= Cape Carysfort =

Headland on East Falkland, Falkland Islands

Cape Carysfort is a headland in the north east of East Falkland between Macbride Head and Volunteer Point.

== Geography ==
Loch Head Pond, which is 4.8 km long, is just behind the cape to the west. Water from Loch Head Pond enters the sea below Cape Carysfort into Cow Bay. Although Mullet are a marine fish, they have been found in Loch Head Pond.

== History ==
A shanty house was built at Cape Carysfort to cover the farming lease which extended to 6,000 acre. The house was later moved to the edge of Loch Head Pond, and it has since been vacated and has been donated to the museum at Port Stanley.

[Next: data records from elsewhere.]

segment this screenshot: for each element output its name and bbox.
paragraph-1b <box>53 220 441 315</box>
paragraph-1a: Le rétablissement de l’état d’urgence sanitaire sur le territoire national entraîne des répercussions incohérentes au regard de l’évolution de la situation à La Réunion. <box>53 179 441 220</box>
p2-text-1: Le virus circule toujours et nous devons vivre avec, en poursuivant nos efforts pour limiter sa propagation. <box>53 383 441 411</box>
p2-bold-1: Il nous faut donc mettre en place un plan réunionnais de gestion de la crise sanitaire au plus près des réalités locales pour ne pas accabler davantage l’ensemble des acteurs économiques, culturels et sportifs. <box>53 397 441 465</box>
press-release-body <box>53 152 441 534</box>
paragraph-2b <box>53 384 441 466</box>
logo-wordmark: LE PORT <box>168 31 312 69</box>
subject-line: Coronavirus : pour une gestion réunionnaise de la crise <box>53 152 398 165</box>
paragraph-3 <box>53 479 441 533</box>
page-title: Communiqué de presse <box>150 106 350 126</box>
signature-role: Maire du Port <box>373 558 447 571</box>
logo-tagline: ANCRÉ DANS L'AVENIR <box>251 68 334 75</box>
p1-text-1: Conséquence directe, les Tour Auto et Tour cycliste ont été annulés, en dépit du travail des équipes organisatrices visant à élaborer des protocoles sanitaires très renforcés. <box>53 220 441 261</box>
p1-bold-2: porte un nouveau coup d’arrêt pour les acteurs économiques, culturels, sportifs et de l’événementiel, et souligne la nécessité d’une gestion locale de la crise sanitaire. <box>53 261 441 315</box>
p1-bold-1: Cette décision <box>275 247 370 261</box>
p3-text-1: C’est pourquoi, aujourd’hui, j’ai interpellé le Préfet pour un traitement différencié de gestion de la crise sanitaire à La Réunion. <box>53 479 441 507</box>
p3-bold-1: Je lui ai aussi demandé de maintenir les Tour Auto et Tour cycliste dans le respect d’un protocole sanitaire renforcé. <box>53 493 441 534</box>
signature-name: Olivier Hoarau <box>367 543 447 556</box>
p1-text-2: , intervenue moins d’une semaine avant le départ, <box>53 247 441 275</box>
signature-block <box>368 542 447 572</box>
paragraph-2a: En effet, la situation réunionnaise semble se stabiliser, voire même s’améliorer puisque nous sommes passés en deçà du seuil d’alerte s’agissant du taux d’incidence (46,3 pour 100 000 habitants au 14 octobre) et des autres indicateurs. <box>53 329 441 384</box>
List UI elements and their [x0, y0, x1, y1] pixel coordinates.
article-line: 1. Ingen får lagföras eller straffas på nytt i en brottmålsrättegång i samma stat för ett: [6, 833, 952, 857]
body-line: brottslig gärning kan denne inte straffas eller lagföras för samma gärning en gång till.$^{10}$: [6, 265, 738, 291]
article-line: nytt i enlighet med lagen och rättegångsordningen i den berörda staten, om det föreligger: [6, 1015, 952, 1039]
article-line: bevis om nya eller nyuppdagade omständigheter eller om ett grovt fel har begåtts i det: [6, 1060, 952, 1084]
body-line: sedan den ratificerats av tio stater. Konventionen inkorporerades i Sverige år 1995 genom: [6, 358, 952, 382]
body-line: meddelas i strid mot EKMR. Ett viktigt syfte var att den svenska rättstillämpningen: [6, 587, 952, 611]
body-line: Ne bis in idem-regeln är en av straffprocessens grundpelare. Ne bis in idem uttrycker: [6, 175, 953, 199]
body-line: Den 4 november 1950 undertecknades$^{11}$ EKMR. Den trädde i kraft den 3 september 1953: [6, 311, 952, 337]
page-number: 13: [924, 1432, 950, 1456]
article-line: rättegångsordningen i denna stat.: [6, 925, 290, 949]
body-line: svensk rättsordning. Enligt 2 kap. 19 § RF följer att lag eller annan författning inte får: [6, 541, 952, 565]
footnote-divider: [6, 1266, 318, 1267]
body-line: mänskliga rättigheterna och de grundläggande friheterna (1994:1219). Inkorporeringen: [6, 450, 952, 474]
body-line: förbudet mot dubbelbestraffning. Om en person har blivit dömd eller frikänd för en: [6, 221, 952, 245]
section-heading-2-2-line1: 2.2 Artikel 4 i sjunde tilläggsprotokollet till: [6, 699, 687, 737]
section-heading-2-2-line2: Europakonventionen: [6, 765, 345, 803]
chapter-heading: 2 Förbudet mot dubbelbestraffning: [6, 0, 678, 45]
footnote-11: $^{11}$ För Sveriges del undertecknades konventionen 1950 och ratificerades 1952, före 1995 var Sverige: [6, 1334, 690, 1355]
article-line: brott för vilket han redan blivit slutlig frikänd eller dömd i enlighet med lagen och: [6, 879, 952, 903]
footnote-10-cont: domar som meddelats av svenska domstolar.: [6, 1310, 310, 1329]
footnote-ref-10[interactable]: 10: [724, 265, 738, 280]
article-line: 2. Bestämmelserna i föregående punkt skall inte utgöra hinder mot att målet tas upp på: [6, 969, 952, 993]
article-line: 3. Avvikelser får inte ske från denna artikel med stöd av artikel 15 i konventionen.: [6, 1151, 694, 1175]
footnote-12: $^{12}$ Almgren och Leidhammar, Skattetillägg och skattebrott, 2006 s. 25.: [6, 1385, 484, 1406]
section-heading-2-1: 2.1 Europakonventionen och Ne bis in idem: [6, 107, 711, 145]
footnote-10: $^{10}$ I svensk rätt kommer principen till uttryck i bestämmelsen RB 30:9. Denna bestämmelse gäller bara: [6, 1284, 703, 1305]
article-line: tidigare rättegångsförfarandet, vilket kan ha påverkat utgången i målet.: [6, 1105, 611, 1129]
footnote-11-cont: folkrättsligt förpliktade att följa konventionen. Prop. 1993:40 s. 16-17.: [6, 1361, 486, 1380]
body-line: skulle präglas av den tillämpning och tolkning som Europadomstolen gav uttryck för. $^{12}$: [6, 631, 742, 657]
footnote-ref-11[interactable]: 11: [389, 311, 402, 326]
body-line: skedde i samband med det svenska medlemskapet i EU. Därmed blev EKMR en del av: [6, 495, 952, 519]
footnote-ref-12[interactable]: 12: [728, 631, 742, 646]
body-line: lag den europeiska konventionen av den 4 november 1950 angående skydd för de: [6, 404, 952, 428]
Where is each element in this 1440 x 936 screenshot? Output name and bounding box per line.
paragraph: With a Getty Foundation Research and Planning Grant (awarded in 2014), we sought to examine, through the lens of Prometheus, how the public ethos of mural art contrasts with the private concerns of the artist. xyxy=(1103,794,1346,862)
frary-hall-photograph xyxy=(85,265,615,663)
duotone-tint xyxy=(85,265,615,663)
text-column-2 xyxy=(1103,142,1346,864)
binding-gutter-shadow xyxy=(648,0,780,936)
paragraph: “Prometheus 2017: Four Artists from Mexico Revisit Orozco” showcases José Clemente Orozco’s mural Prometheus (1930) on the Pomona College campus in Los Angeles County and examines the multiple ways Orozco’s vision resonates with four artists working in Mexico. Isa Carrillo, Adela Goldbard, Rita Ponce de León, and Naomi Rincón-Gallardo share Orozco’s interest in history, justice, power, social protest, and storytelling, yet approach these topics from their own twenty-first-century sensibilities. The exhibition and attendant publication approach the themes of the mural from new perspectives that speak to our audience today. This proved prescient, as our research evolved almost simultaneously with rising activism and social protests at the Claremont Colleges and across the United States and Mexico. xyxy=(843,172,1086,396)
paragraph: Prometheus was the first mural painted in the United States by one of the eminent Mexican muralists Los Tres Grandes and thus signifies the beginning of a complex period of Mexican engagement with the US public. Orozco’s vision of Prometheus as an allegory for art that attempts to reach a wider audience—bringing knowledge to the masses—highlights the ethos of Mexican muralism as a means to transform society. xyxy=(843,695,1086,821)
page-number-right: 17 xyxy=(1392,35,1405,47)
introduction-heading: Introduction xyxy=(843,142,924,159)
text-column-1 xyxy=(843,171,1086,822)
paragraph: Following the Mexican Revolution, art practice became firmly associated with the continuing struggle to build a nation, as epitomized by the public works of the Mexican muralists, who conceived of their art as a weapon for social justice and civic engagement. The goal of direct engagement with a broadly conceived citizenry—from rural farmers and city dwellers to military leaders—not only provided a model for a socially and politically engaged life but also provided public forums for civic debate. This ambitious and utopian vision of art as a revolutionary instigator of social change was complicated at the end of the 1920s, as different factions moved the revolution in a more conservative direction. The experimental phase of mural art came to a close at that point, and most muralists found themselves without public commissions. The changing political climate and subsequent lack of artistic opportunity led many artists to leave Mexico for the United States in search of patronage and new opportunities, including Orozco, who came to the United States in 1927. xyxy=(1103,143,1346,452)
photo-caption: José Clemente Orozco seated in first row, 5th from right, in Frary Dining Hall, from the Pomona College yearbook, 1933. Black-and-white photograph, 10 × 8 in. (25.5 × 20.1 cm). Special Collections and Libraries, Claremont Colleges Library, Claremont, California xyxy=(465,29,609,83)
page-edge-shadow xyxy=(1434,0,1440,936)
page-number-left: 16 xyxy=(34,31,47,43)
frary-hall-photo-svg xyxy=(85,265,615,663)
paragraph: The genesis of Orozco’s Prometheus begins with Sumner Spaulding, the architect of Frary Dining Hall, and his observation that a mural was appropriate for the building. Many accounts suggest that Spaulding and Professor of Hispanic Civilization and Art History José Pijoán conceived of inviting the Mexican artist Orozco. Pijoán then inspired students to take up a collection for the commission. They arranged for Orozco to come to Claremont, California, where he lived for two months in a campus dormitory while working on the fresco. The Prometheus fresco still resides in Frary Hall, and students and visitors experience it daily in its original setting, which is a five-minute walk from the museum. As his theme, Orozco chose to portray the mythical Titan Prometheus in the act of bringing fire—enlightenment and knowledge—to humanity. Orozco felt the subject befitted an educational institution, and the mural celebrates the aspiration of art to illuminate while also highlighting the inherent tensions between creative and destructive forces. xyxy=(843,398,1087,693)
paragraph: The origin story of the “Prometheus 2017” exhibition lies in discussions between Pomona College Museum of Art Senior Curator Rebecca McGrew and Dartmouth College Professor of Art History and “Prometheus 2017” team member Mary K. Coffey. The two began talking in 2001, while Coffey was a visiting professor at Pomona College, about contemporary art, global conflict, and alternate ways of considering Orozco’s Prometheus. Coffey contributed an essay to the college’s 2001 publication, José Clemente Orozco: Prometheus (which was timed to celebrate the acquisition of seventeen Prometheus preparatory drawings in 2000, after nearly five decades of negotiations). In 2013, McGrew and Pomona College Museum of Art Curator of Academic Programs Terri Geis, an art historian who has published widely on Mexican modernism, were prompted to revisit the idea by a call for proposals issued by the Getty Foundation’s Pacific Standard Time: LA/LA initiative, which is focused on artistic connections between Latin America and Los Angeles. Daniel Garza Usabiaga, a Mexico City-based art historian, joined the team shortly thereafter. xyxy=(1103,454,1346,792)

In 1921, Cape Carysfort was the site of the shipwreck of SS Guvernøren, a whale oil tanker which, under its former name SS Imo, had been involved in the massive 1917 explosion that caused severe damage to Halifax, Nova Scotia.

In August 1855, the British ship Carlton (or Carleton in some records) was carrying coal from Swansea to Panama when she was wrecked off Cape Carysfort. Her cargo was taken into Stanley by another ship and at least six of the crew from the Carlton then settled in the Falklands.

== Name ==
The Spanish name for the cape is Cabo Corrientes. The cape was named by John Byron in 1765 after one of the Lords of the Admiralty, Baron Carysford.

== Geology ==
Peat sampling in the 2020s, revealed tephra deposited by the Hudson Volcano eruption from as far back as 4200-3900 Before Present time. The sampling revealed that the peat at Cape Carysfort was 6 m deep before bedrock was discovered, the deepest peat that was found in the six sampling sites.